Fakirin ayakları gerçekten çıplakmış. 10 altını kabul etmemişken, 1 altına bile razı olmuş, ancak, şimdi o şansını da kaybetmiş. Zenginin getirdiği çarığa bakmış, “çıplak ayaklarıma ne güzel de uyar!” diye düşünmüş ve kabul etmiş. Adam, eski çarığı vermiş. Fakir de, çarığı ayaklarına çekerek ormanın yolunu tutmuş. Bir taraftan da, ağaçlardan dalları nasıl kıracağını ve hayvanların önlerine koyacağını düşünüyormuş. Kendisi bu düşüncedeyken, bakmış ki, iri-yarı izbandut gibi biri, elindeki baltayla ağaçlardan dallar kırmağa ve kırdığı dalları aç olan hayvanların önüne yığmağa başlamış. Kendisinin, iş yapmasına da ihtiyaç kalmamış. Ancak, ağaçların dallarını keserek, hayvanların önüne koyan kişinin kim olduğunu merak etmiş. Biraz da korkarak yanına yaklaşmış ve:
-Sen kimsin, neden bu işi benim yerime yaptın? diye soracak olmuş. Beriki, cevap vermiş:
-Ben bu işi senin yerine yapmıyorum. Hayvan sahibinin ŞANSIYIM. Bu işi onun için yapıyorum. İş sana kalsaydı, hayvanlar açlıktan kırılacaktı. Onun için, senin değil, hayvanların sahibinin imdadına yetiştim! demiş. Fakir adam:
-Peki, benim şansım yok mu? diye soracak olmuş.

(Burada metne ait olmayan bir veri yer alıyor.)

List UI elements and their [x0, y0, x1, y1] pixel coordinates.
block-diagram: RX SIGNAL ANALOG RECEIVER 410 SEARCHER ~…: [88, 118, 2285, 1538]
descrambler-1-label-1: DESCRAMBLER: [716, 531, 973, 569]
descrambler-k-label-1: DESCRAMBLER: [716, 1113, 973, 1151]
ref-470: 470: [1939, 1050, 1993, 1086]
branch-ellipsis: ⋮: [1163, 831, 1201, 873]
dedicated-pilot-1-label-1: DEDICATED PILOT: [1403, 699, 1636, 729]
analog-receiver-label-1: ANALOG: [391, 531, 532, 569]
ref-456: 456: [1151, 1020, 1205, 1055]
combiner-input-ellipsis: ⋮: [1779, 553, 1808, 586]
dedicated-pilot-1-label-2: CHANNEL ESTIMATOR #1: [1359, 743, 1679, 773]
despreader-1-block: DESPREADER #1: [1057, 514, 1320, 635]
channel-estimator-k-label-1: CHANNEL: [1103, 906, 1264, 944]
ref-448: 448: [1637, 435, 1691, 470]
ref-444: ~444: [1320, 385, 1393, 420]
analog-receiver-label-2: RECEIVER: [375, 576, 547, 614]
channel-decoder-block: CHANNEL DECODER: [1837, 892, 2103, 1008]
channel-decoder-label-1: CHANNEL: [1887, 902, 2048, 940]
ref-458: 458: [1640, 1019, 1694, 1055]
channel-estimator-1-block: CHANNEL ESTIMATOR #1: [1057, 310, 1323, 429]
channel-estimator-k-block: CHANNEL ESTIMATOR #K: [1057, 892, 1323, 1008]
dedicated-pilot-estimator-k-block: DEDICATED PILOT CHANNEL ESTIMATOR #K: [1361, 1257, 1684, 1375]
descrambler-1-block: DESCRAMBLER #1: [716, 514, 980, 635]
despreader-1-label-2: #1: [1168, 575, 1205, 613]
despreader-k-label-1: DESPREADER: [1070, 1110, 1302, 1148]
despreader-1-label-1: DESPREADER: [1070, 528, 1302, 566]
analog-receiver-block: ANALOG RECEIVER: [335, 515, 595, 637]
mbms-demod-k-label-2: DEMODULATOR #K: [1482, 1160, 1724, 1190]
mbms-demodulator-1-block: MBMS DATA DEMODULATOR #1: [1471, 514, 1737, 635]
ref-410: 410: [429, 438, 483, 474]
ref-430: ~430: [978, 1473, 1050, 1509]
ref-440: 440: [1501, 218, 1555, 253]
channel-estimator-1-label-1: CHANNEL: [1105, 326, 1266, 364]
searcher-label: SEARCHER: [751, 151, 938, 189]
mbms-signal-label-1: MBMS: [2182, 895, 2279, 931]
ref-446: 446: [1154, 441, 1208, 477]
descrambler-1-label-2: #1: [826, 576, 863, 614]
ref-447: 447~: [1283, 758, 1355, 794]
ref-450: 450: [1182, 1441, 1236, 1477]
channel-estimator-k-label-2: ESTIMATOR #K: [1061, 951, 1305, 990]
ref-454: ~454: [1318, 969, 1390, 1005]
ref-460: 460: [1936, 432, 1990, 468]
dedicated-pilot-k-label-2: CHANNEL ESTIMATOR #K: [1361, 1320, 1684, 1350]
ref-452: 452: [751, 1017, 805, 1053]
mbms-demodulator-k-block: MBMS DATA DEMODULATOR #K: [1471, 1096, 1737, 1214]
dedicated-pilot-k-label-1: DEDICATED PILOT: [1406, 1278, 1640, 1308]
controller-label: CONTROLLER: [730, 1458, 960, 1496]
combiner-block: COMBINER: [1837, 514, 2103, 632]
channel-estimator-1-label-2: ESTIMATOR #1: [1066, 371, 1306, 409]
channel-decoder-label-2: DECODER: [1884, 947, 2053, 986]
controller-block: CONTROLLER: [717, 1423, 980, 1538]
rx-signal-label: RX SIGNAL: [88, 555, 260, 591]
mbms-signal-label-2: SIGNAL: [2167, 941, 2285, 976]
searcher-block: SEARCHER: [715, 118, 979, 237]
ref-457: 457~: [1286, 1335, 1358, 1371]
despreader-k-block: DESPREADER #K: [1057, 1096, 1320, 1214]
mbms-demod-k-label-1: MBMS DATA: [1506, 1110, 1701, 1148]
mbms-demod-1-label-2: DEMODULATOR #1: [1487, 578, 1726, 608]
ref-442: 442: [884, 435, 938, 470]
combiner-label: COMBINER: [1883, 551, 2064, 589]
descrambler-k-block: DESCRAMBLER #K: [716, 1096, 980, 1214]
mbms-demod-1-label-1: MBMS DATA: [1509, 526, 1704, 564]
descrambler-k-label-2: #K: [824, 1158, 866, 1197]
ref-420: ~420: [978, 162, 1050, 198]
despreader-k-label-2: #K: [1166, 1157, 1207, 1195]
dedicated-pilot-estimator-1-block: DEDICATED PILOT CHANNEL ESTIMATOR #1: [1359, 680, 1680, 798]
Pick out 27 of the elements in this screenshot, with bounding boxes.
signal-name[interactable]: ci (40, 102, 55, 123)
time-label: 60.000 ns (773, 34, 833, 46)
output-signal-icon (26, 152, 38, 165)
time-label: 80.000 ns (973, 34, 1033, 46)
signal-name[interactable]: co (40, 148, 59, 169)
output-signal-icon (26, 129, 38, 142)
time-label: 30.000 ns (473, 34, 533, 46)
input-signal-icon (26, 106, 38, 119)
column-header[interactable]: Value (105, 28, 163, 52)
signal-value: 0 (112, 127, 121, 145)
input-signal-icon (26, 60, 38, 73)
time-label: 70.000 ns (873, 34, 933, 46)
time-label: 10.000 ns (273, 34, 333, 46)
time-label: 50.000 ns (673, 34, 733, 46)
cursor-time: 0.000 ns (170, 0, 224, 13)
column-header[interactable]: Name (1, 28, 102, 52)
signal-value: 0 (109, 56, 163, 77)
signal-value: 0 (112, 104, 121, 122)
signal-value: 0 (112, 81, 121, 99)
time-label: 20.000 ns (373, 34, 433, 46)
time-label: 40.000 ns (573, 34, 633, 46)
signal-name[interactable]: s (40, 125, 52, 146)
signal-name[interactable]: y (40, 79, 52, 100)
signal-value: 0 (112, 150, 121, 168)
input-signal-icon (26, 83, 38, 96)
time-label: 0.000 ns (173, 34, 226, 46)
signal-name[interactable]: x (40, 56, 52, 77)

Tüccarın, adam kılığına girmiş olan şansı cevap vermiş:
-Var, gel sana göstereyim diyerek Onu, bir ağacın altında yatmakta olan pejmurde, sıska bir adamın yanına götürerek:
-İşte, senin şansın bu! demiş.
Tembel Siirtli dayanamamış ve kendi şansına bağırmış:
-El âlemin şansına bak. Bir de senin bana yaptığına. 10 altından, 1 altına razı oldum. Sonunda çarıkta karar kıldım! diye sitem etmiş.
Fakirin şansı cevap vermiş:
-Sen dua et ki, çarığı kabul ettiğin zaman, uyukluyordum. Yoksa onu da sana verdirmezdim!
Siirtliler bu öyküyü, şanslı ve şanssız insanlar arasındaki farkı belirtmek açısından anlatırlar.
Fırsat buldukça, Siirt’e ait eski öyküleri yazmayı sürdüreceğiz. Bütün okuyucularımıza BOL ŞANS DİLEKLERİMİZLE!